French conservative presidential candidate Francois Fillon said his priority would be to fight Islamic extremism amid a state of emergency in France after a series of attacks.
Fillon, a major contender in the two-round election of April 23 and May 7, proposed to put in place a European defense alliance led by France and Germany.
"The Islamic totalitarian threat ... along with the weakening of [NATO] through President Trump's rhetoric and contradictory signals, are forcing us to overhaul our alliances and take a second look at the question of European defense, which was neglected for too long,'' he told a news conference.
Fillon said the urgent priority is to defeat the Islamic State group in Syria.
He promised to increase the country's defense budget to 2 percent of gross domestic product by 2023, up from 1.78 percent now.
"For decades, we have lived with the illusion of perpetual peace, the irreversible nature of the European Union and the unconditional commitment of the U.S. toward the safety of Europe. These times are over,'' he stressed.
Fillon also took a hard stance on Russia, contrasting with earlier comments calling for warmer relations with the country.

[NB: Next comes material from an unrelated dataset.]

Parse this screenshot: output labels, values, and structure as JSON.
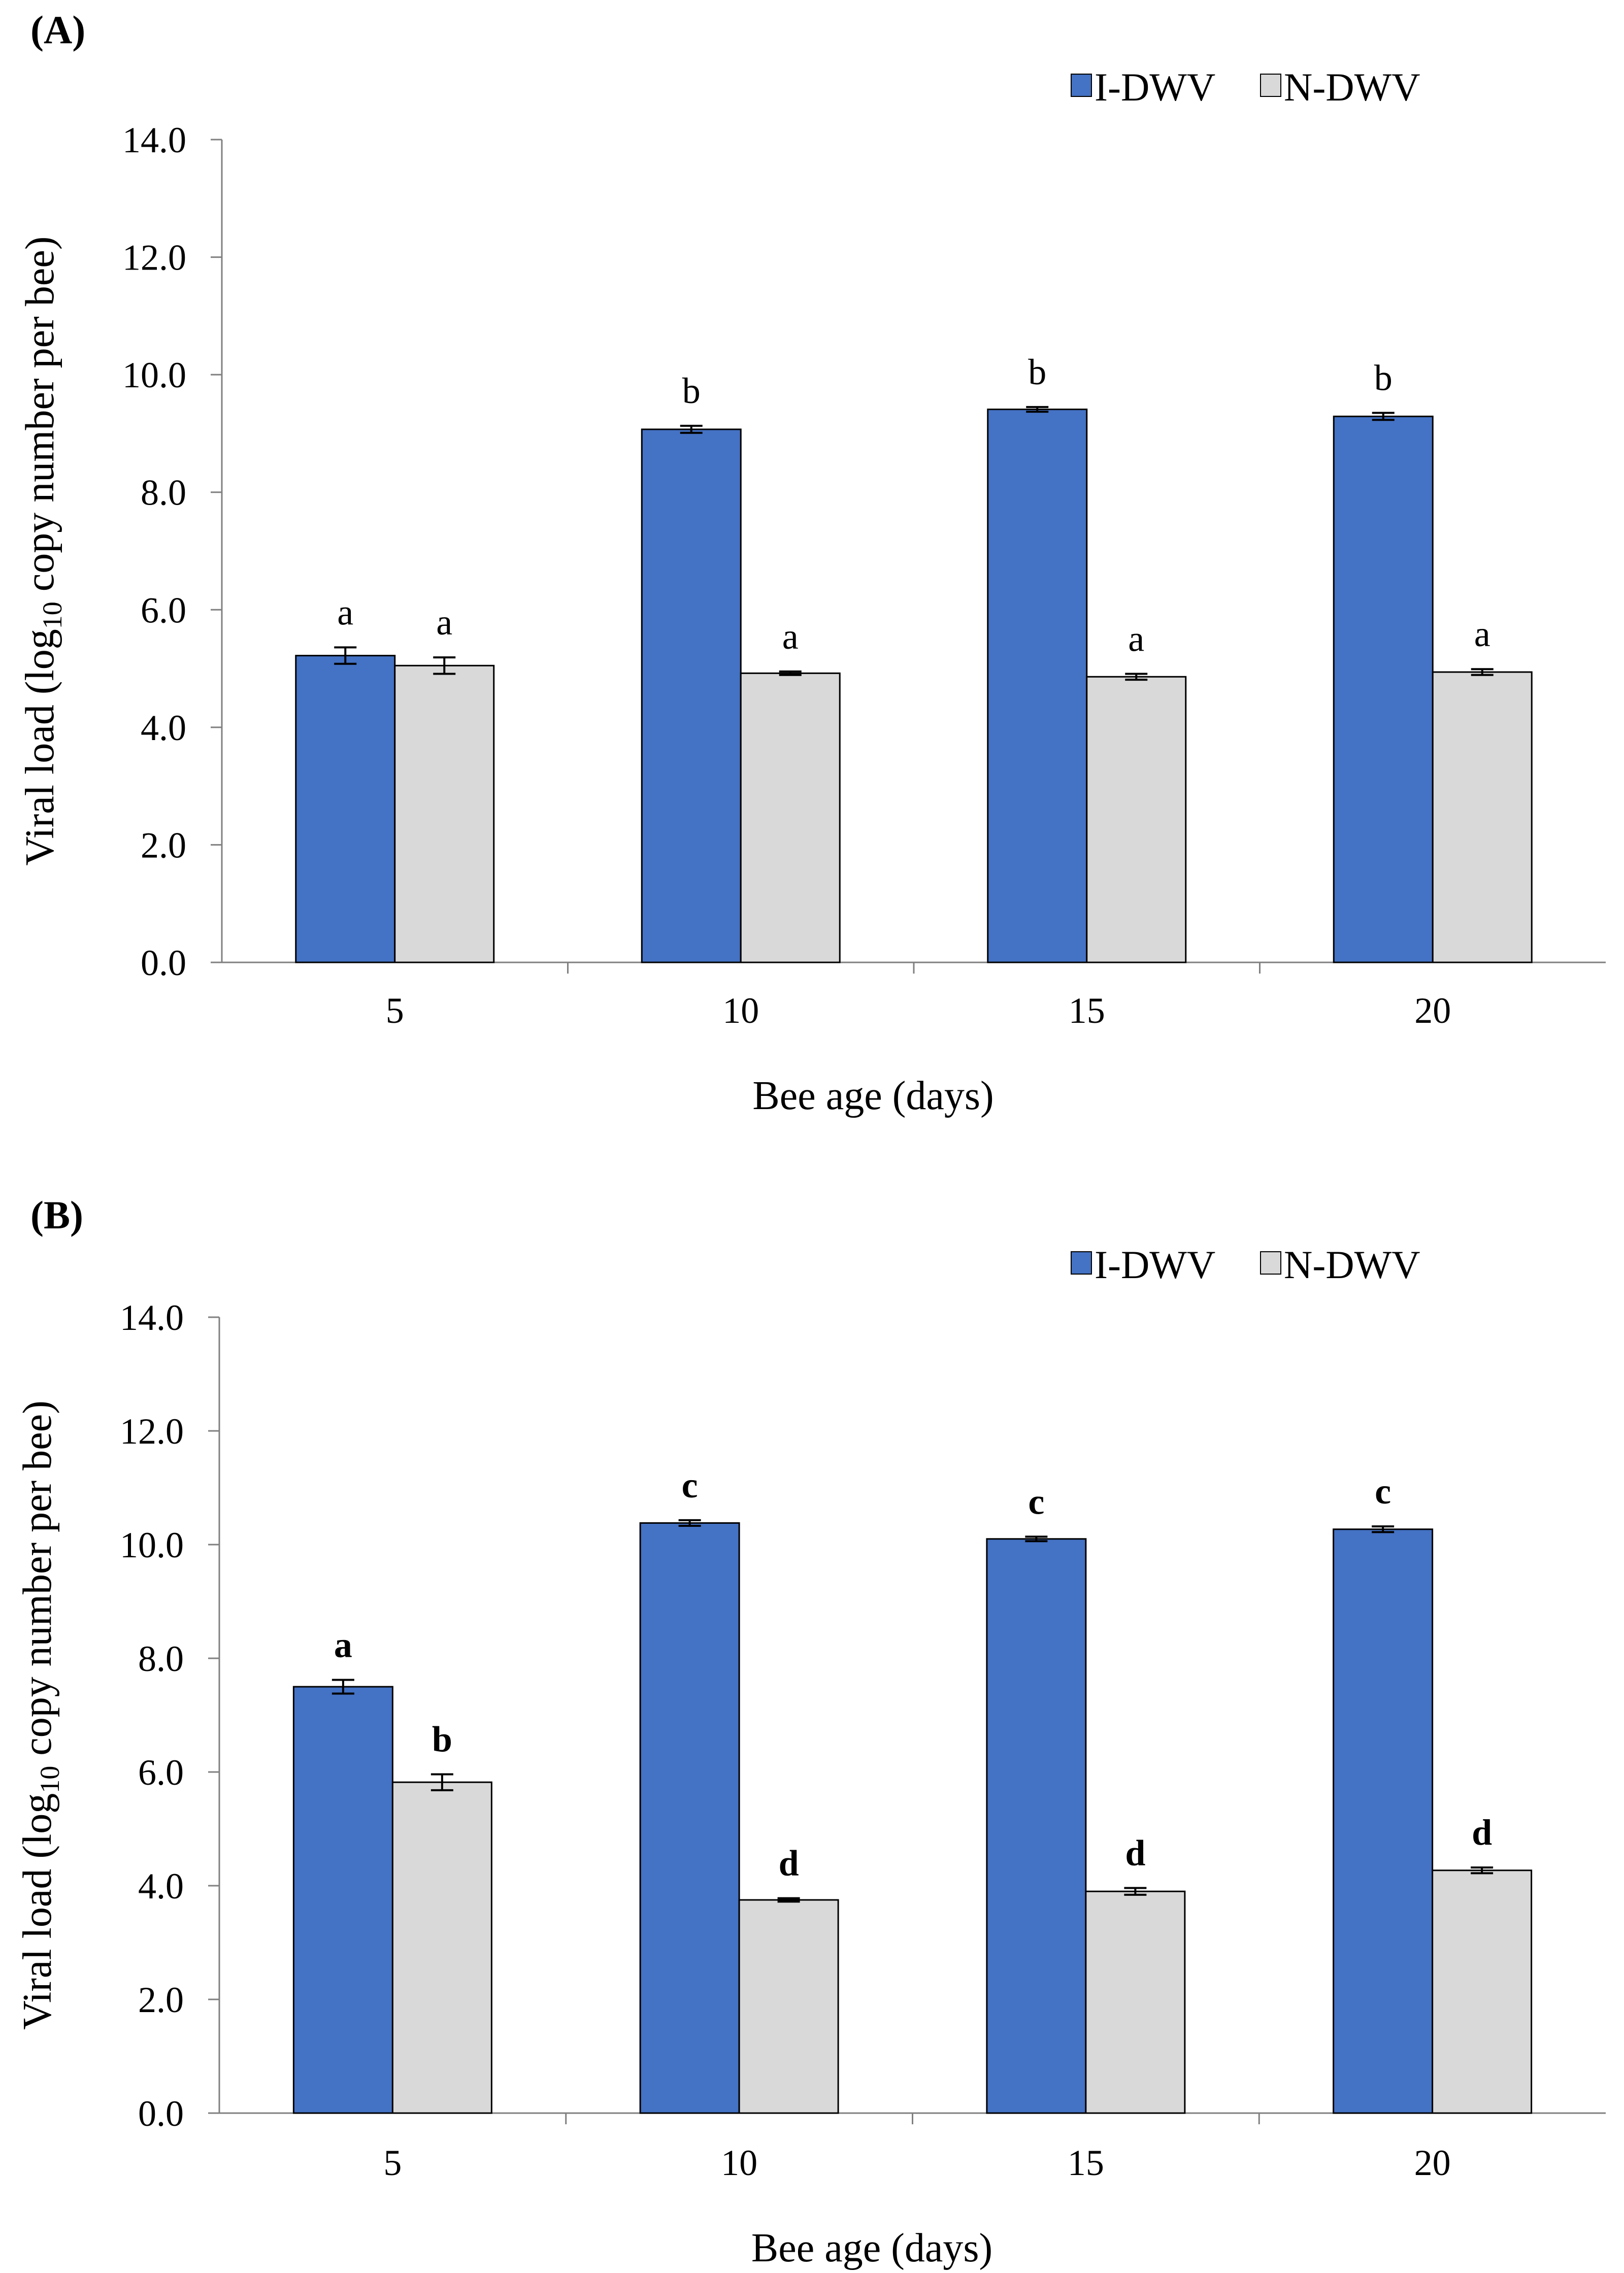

"Its political regime is not identical to the ones in our Western democracies. It is a dangerous country,'' he said. "When dealing with a dangerous country, you have to think of the strategy you want to put in place.''
This strategy consists of "a serious and honest dialogue to bring about the conditions of Europe's safety,'' rather than confront Russia, he said.
Fillon, once considered the presidential front-runner, has dropped in polls following revelations he employed family members for years for parliamentary jobs they allegedly never performed. He is facing charges in the case. He denies any wrongdoing.
Far-right leader Marine Le Pen and independent centrist Emmanuel Macron are now considered the two top contenders in the presidential race.